Antarctica is experiencing a significant ice loss, most notably in West Antarctica. The average annual increase in sea level is 0.5 mm (0.02 inches), which is about equivalent to the size of the problem (approximately 180 Gt/year). Nonetheless, studies of the gravitational field show that inland glaciers like those in Alaska and Patagonia are also shrinking. As a matter of scale, this may not be as important as Greenland or West Antarctica. However, melting is unmistakable evidence of global warming.
Rivers, groundwater, and earthquakes leave traces of gravity
Satellite gravimetry can detect even minute variations in water distribution, such as the volume of water in river basins. As seen by these measurements, the Amazon and the Zambezi both seem to be growing heavier or wetter. However, the findings suggest groundwater exploitation for agricultural reasons in California, the Middle East, and northern India. The gravity decreases when the water evaporates after being pushed out.

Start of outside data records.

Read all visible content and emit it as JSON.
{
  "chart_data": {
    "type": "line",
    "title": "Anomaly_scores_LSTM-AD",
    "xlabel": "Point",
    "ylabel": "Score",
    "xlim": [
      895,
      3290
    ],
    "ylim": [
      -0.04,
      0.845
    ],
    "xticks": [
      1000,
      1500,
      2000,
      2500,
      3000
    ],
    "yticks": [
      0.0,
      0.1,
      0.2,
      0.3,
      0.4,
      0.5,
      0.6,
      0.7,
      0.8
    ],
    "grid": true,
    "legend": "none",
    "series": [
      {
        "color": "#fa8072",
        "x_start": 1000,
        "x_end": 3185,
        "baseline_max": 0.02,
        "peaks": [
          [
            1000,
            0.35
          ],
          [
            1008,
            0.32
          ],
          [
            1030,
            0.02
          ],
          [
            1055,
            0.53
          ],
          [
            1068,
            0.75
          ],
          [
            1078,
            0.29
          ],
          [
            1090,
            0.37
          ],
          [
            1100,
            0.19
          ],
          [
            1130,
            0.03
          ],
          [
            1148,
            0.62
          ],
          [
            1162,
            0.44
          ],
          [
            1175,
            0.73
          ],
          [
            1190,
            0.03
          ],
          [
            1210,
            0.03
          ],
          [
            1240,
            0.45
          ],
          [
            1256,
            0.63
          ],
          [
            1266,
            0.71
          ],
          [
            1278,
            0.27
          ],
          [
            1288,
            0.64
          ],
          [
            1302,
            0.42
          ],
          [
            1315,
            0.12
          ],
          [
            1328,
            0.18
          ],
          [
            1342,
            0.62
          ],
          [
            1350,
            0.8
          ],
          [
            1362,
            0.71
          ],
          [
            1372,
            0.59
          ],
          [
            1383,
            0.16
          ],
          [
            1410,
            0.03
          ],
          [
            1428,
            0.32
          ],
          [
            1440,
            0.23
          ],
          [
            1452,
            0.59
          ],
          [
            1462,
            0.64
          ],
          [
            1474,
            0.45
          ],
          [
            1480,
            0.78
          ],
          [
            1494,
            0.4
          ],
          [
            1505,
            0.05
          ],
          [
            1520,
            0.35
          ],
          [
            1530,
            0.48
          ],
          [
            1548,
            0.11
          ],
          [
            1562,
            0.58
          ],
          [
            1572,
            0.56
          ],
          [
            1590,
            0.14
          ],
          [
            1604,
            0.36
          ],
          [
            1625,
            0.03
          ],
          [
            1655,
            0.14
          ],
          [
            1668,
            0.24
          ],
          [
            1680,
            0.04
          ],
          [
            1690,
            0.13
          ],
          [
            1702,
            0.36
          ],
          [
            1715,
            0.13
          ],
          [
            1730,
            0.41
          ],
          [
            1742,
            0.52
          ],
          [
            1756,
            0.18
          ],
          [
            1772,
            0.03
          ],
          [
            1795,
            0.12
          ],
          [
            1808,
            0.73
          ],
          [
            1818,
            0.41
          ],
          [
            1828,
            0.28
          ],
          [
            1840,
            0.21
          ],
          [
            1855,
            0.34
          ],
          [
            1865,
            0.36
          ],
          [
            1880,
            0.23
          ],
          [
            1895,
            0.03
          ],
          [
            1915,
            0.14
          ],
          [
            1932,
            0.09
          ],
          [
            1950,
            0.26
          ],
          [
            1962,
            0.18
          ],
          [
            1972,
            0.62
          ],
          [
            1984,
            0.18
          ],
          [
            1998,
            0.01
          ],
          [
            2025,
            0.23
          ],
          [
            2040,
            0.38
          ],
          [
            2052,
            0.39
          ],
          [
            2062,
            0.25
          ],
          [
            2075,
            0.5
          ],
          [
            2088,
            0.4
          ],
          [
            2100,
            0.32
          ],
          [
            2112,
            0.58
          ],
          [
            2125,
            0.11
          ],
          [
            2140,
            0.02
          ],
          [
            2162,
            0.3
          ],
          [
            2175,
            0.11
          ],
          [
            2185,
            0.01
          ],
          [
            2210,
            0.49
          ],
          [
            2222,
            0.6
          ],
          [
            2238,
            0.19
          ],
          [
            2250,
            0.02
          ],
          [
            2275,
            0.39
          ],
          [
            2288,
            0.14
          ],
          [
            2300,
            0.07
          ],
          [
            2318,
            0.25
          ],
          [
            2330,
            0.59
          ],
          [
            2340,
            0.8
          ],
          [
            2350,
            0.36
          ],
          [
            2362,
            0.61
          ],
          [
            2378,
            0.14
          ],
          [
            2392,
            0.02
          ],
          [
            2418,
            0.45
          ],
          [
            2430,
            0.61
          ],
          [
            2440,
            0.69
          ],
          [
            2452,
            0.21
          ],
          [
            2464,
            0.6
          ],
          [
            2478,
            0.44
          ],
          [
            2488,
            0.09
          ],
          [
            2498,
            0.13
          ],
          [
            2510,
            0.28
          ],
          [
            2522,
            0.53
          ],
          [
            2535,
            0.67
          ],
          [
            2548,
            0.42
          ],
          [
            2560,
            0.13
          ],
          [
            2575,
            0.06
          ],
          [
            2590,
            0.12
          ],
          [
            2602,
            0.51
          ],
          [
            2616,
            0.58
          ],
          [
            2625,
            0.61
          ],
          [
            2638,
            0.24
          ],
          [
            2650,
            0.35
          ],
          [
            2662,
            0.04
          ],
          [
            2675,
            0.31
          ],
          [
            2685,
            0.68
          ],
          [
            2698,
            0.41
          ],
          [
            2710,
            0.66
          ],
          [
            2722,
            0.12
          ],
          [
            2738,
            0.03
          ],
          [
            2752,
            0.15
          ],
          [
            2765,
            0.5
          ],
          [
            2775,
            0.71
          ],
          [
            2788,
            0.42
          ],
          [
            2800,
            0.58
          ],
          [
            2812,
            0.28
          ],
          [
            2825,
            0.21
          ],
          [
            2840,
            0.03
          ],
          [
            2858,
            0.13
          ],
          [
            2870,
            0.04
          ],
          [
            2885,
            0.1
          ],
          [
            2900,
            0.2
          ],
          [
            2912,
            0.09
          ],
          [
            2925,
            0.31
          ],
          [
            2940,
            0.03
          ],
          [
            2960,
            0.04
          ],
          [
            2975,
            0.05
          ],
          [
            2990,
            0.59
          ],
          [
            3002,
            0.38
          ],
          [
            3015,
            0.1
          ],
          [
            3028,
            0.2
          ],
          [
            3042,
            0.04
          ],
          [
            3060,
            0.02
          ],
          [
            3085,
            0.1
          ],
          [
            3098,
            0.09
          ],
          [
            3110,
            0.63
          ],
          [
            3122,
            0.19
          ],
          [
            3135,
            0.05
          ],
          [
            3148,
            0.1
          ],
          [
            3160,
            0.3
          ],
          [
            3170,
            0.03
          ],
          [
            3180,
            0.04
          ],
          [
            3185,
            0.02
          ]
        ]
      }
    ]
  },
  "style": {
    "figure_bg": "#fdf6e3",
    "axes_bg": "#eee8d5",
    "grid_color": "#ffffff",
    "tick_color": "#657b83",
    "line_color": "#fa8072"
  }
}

For instance, the shift in the Earth’s gravitational field due to the massive earthquake that struck Sumatra and the Andaman Islands in 2004 was quite intriguing. It was a sudden shift in the gravitational pull. This jump was reflected on the map because of the magnitude of the mass shift. It demonstrated that satellite-based gravity field changes are of interest to geophysicists in addition to hydrologists and ice scientists.